If your health allows, drink water or other suitable liquids throughout the day. This will cause frequent urination, which will, in turn, flush out harmful bacteria from the bladder.

 

Many vegetables and fruits, such as cucumbers, watermelon, tomatoes, and celery have high water content. Add these to your diet as an additional water source. 

Improve your bathroom habits

 

Do not hold urine. Although delaying a visit to the bathroom every now and then will not lead to an infection, frequent and timely urination will reduce the chances of an infection by flushing out bacteria from the bladder. Because sexual intercourse introduces bacteria into the urinary tract, make a habit of always emptying your bladder after sex.

 

Regulate your bowel movement. The rectum and the bladder are closely situated in the body. During constipation, a large amount of stool in the rectum can cause incomplete emptying of the bladder. Retained urine is an ideal environment for bacterial growth, which leads to infection. Constipation can be relieved by making adjustments to your diet, consuming more fiber, and being physically active.  

Wipe from front to back. The most common uropathogen, Escherichia coli, is part of the normal gut flora and is removed from the body with the stool. To avoid contamination of the urethral area with fecal matter and bacteria, always wipe from front to back.

Change your birth control method

Several studies have shown that the risk of UTIs is higher in women who use contraceptives with spermicides.  Spermicides are agents that stop sperm from moving, but they also inhibit the growth of beneficial vaginal bacteria that are responsible for protection against pathogens.   At the same time, spermicides have little effect on the growth of infection-causing bacteria such as Escherichia coli. This misbalance in vaginal flora leads to the proliferation of pathogenic bacteria that cause UTIs.

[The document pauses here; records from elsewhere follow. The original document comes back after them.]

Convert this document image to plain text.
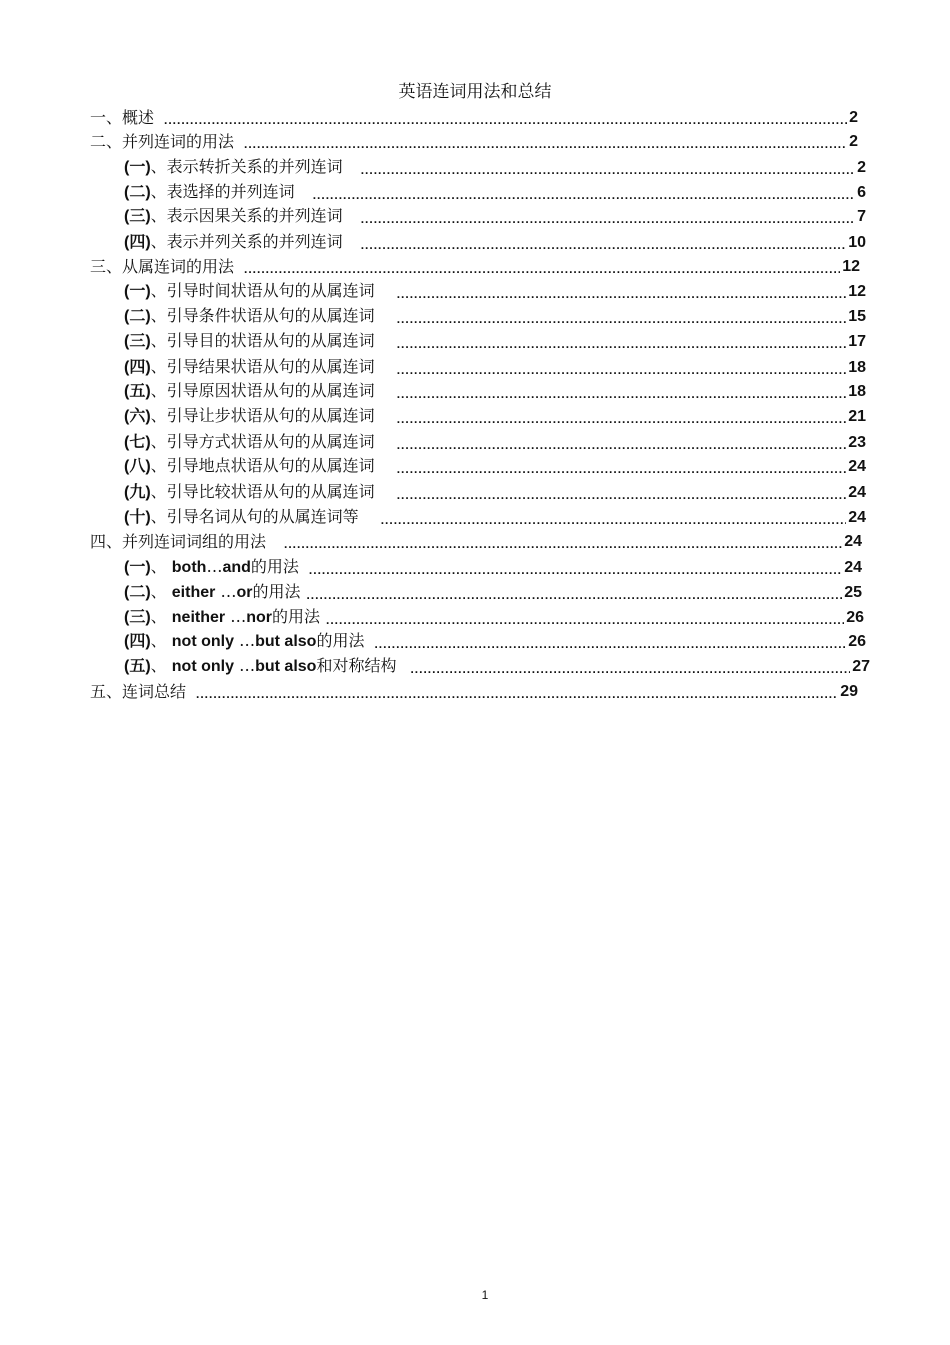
英语连词用法和总结
一、概述 .....	2
二、并列连词的用法 .....	2
(一)、表示转折关系的并列连词 .....	2
(二)、表选择的并列连词 .....	6
(三)、表示因果关系的并列连词 .....	7
(四)、表示并列关系的并列连词 .....	10
三、从属连词的用法 .....	12
(一)、引导时间状语从句的从属连词 .....	12
(二)、引导条件状语从句的从属连词 .....	15
(三)、引导目的状语从句的从属连词 .....	17
(四)、引导结果状语从句的从属连词 .....	18
(五)、引导原因状语从句的从属连词 .....	18
(六)、引导让步状语从句的从属连词 .....	21
(七)、引导方式状语从句的从属连词 .....	23
(八)、引导地点状语从句的从属连词 .....	24
(九)、引导比较状语从句的从属连词 .....	24
(十)、引导名词从句的从属连词等 .....	24
四、并列连词词组的用法 .....	24
(一)、 both…and的用法 .....	24
(二)、 either …or的用法 .....	25
(三)、 neither …nor的用法 .....	26
(四)、 not only …but also的用法 .....	26
(五)、 not only …but also和对称结构 .....	27
五、连词总结 .....	29
1
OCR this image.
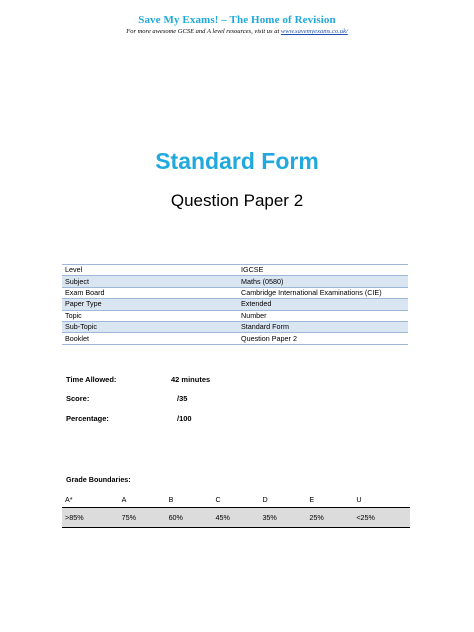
Save My Exams! – The Home of Revision
For more awesome GCSE and A level resources, visit us at www.savemyexams.co.uk/
Standard Form
Question Paper 2
Level	IGCSE
Subject	Maths (0580)
Exam Board	Cambridge International Examinations (CIE)
Paper Type	Extended
Topic	Number
Sub-Topic	Standard Form
Booklet	Question Paper 2
Time Allowed:	42 minutes
Score:	/35
Percentage:	/100
Grade Boundaries:
A*	A	B	C	D	E	U
>85%	75%	60%	45%	35%	25%	<25%
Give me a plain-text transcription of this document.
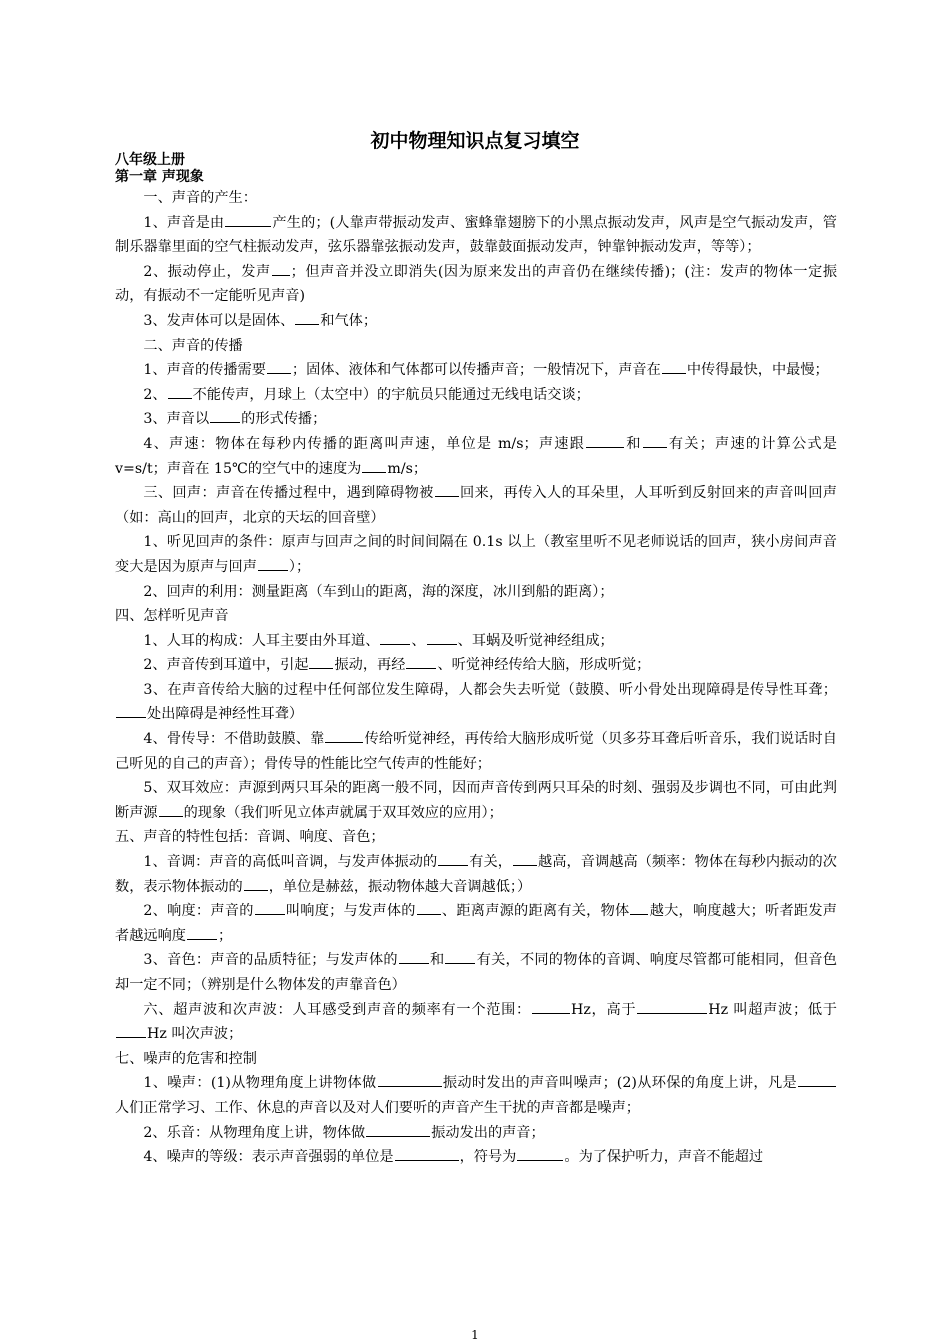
初中物理知识点复习填空
八年级上册
第一章 声现象

一、声音的产生：

1、声音是由	产生的；(人靠声带振动发声、蜜蜂靠翅膀下的小黑点振动发声，风声是空气振动发声，管制乐器靠里面的空气柱振动发声，弦乐器靠弦振动发声，鼓靠鼓面振动发声，钟靠钟振动发声，等等）；

2、振动停止，发声 ；但声音并没立即消失(因为原来发出的声音仍在继续传播)；(注：发声的物体一定振动，有振动不一定能听见声音)

3、发声体可以是固体、 和气体；

二、声音的传播

1、声音的传播需要 ；固体、液体和气体都可以传播声音；一般情况下，声音在 中传得最快，中最慢；

2、 不能传声，月球上（太空中）的宇航员只能通过无线电话交谈；

3、声音以 的形式传播；

4、声速：物体在每秒内传播的距离叫声速，单位是 m/s；声速跟	和 有关；声速的计算公式是 v=s/t；声音在 15℃的空气中的速度为 m/s；

三、回声：声音在传播过程中，遇到障碍物被 回来，再传入人的耳朵里，人耳听到反射回来的声音叫回声（如：高山的回声，北京的天坛的回音壁）

1、听见回声的条件：原声与回声之间的时间间隔在 0.1s 以上（教室里听不见老师说话的回声，狭小房间声音变大是因为原声与回声 ）；

2、回声的利用：测量距离（车到山的距离，海的深度，冰川到船的距离）；

四、怎样听见声音

1、人耳的构成：人耳主要由外耳道、 、 、耳蜗及听觉神经组成；

2、声音传到耳道中，引起 振动，再经 、听觉神经传给大脑，形成听觉；

3、在声音传给大脑的过程中任何部位发生障碍，人都会失去听觉（鼓膜、听小骨处出现障碍是传导性耳聋；处出障碍是神经性耳聋）

4、骨传导：不借助鼓膜、靠	传给听觉神经，再传给大脑形成听觉（贝多芬耳聋后听音乐，我们说话时自己听见的自己的声音）；骨传导的性能比空气传声的性能好；

5、双耳效应：声源到两只耳朵的距离一般不同，因而声音传到两只耳朵的时刻、强弱及步调也不同，可由此判断声源 的现象（我们听见立体声就属于双耳效应的应用）；

五、声音的特性包括：音调、响度、音色；

1、音调：声音的高低叫音调，与发声体振动的 有关， 越高，音调越高（频率：物体在每秒内振动的次数，表示物体振动的 ，单位是赫兹，振动物体越大音调越低；）

2、响度：声音的 叫响度；与发声体的 、距离声源的距离有关，物体 越大，响度越大；听者距发声者越远响度 ；

3、音色：声音的品质特征；与发声体的 和 有关，不同的物体的音调、响度尽管都可能相同，但音色却一定不同；（辨别是什么物体发的声靠音色）

六、超声波和次声波：人耳感受到声音的频率有一个范围：	Hz，高于	Hz 叫超声波；低于Hz 叫次声波；

七、噪声的危害和控制

1、噪声：(1)从物理角度上讲物体做	振动时发出的声音叫噪声；(2)从环保的角度上讲，凡是人们正常学习、工作、休息的声音以及对人们要听的声音产生干扰的声音都是噪声；

2、乐音：从物理角度上讲，物体做	振动发出的声音；

4、噪声的等级：表示声音强弱的单位是	，符号为	。为了保护听力，声音不能超过

1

Spermicides are present in many contraceptives: diaphragm, condoms, gels, creams, etc. If you are prone to recurrent infections, consider switching to a spermicide-free contraceptive. 

UTI prevention diet

 

A healthy diet is vital for your overall wellbeing. While it is known that certain diets successfully reduce the risk of many diseases, specific dietary advice on how to prevent urinary tract infections is limited. This is surprising as there is a direct link between urine composition and what we eat and drink. In fact, many UTI causes can very effectively be addressed with diet. We outline here specific dietary recommendations that are most relevant for UTI prevention.

Boosters

Cranberries

 

Popular fruit at the holiday table, cranberries have been used in UTI prevention for a long time. In traditional medicine, cranberry juice has been used to prevent (not cure!) urinary tract infections (UTIs). Clinical studies suggest that cranberries can be used as a natural alternative to antibiotics as prophylactic agents. The existence of such alternatives is crucial in light of the growing problem of “superbugs” - bacteria resistant to the currently available antibiotics.